Although he was the son of a hill farmer, by the time I was a child my father was working in a scrapyard. One of the perks of this job was being able to bring home all sorts of defective, but highly interesting vehicles, or parts of vehicles, at a knock down price. Most of these would end up outside our house, and for my poor mother, who, in amongst the axles and the engines, was struggling to maintain some sort of ‘garden’, this uninvited pile of junk wasn’t a perk in any way, shape or form.
Most of the conversations in our house contained words like ‘magneto’, ‘big end’, ‘bottom ball joint’ and ‘half shaft’. If I had absorbed just a fraction of these conversations I would have been a mechanical genius at the age of six. But I didn’t. I became as obsessed about horses as they were about machines. And then I went to university. Which was an odd thing to do as far as my family were concerned, because I think both of my parents, and all five of my brothers had absolutely detested school and couldn’t wait to leave the place.
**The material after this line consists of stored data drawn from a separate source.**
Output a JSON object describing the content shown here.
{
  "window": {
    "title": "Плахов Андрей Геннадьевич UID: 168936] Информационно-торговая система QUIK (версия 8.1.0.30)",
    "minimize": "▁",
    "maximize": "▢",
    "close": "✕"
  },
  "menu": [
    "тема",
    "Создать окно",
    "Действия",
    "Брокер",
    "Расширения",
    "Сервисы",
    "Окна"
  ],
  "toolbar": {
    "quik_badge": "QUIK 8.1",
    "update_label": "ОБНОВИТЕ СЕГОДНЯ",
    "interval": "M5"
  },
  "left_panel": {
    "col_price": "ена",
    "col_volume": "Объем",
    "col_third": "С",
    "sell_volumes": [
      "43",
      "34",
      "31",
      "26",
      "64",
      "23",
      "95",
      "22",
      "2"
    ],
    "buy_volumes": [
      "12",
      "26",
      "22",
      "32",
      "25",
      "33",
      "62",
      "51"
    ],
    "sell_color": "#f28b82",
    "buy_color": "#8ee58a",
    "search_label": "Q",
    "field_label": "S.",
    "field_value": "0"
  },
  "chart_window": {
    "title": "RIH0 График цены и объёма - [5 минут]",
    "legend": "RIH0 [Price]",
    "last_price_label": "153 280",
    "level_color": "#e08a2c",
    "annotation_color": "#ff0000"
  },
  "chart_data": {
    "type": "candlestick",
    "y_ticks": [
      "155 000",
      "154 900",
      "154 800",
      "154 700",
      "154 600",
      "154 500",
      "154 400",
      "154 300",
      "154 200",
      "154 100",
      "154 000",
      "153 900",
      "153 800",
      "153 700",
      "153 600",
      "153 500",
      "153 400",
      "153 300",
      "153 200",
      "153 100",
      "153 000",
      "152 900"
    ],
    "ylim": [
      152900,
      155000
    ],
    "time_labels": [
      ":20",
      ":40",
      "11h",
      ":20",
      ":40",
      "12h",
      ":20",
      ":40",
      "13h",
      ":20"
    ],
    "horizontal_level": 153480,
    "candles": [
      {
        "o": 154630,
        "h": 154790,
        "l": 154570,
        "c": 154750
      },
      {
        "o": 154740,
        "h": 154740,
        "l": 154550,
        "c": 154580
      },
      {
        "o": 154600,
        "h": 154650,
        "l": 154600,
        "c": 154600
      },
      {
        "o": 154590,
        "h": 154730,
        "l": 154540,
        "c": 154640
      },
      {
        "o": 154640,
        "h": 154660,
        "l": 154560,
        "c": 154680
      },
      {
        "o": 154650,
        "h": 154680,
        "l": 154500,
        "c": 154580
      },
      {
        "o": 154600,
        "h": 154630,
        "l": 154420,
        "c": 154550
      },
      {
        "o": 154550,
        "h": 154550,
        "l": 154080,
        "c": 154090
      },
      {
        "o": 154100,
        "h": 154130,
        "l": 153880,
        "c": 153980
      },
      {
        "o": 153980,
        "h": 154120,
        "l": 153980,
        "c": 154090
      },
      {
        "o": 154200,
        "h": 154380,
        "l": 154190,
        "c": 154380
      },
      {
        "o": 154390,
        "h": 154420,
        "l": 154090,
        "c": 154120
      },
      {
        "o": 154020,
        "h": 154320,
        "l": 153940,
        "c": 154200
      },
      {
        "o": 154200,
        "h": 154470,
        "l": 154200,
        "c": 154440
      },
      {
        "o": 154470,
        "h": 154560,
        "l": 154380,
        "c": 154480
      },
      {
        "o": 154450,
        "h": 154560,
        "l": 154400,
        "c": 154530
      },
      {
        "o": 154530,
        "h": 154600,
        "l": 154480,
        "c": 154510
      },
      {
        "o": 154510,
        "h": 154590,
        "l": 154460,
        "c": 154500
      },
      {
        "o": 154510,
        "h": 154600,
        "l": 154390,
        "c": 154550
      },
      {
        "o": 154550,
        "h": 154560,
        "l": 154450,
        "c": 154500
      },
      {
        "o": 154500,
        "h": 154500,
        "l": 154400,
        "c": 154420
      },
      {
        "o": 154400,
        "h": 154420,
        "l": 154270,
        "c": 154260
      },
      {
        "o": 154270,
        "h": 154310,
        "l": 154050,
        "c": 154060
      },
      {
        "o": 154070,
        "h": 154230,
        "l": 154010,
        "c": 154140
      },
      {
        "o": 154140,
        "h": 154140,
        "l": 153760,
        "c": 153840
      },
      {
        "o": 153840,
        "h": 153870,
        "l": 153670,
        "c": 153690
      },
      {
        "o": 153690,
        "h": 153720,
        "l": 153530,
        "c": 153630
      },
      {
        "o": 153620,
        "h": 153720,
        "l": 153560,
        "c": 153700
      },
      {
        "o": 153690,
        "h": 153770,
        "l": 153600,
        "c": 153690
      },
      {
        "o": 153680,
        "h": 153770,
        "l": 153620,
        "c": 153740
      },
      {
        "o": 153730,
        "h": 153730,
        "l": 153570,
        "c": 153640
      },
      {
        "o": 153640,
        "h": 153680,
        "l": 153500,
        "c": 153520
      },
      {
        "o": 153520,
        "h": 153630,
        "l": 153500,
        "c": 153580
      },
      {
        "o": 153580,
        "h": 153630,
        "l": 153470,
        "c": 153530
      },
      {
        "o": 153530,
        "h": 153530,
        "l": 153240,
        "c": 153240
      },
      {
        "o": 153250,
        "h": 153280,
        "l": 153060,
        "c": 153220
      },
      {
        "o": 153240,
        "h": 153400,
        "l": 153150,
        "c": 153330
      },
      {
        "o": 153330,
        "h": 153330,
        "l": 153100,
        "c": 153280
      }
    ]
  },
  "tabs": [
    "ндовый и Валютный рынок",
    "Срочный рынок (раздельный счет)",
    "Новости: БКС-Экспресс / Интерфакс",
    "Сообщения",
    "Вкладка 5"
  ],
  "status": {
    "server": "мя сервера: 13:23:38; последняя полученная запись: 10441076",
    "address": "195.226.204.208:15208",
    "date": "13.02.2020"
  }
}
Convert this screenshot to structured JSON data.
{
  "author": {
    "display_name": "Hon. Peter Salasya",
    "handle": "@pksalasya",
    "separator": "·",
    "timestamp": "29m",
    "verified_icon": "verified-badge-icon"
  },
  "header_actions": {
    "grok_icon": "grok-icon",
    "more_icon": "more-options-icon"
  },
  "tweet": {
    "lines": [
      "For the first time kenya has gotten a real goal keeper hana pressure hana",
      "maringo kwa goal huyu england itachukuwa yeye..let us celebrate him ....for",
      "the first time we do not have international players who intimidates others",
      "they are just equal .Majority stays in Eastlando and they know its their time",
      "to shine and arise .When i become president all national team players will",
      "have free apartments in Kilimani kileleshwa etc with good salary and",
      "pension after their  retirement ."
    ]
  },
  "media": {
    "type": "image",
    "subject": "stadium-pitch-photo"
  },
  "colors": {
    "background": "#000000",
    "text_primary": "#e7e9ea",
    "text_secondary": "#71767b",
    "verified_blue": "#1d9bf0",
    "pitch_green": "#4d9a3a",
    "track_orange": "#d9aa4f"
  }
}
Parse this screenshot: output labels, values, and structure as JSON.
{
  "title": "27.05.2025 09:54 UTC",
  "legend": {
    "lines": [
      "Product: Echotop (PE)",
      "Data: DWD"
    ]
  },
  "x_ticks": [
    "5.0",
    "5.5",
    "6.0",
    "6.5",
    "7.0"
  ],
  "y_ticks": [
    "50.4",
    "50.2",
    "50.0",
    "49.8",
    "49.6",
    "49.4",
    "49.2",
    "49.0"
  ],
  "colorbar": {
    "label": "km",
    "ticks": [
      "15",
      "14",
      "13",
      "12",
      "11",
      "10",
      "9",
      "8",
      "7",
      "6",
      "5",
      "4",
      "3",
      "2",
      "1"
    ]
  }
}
One rebels, and then oddly one finds oneself coming around full circle and embracing the way of life that one has previously rejected. I gradually realised that the way that my parents lived wasn’t such a bad way of life after all, and at the age of 27 I bought an ancient and run down smallholding on the Llyn Peninsula. While there I bought an old chain harrow off an inebriated farmer in the pub for three pints, and started using my Series 2A Land Rover to harrow the fields with it.
One day I went to a Vintage Rally and I started to look at tractors in a different way. I began to wonder what was happening to me! Then I went into a newsagent and picked up a tractor magazine. I looked at all the classified ads, without a thought of what was actually a useful tractor. I think I was just drawn to whatever tractor looked nice, and which one I would most like to visualise myself chugging down the road on. Rather annoyingly all the really eye catching tractors were also the most expensive. Which I suppose meant that I had pretty good taste in old tractors.
One of my female friends came to see me and laughed out loud at the tractor magazine that she found lying on my kitchen table. I laughed with her, and we joked that it was like one of those oddball magazines that you see as a guest publication on ‘Have I Got News For You’! But despite the fact that yes I did think this vintage tractor world was a strange and largely male orientated world, I was determined that I was going to be a part of it, and that one day I’d be a tractor owner myself, and that I might understand at least some of what it was that they were talking about in all those articles.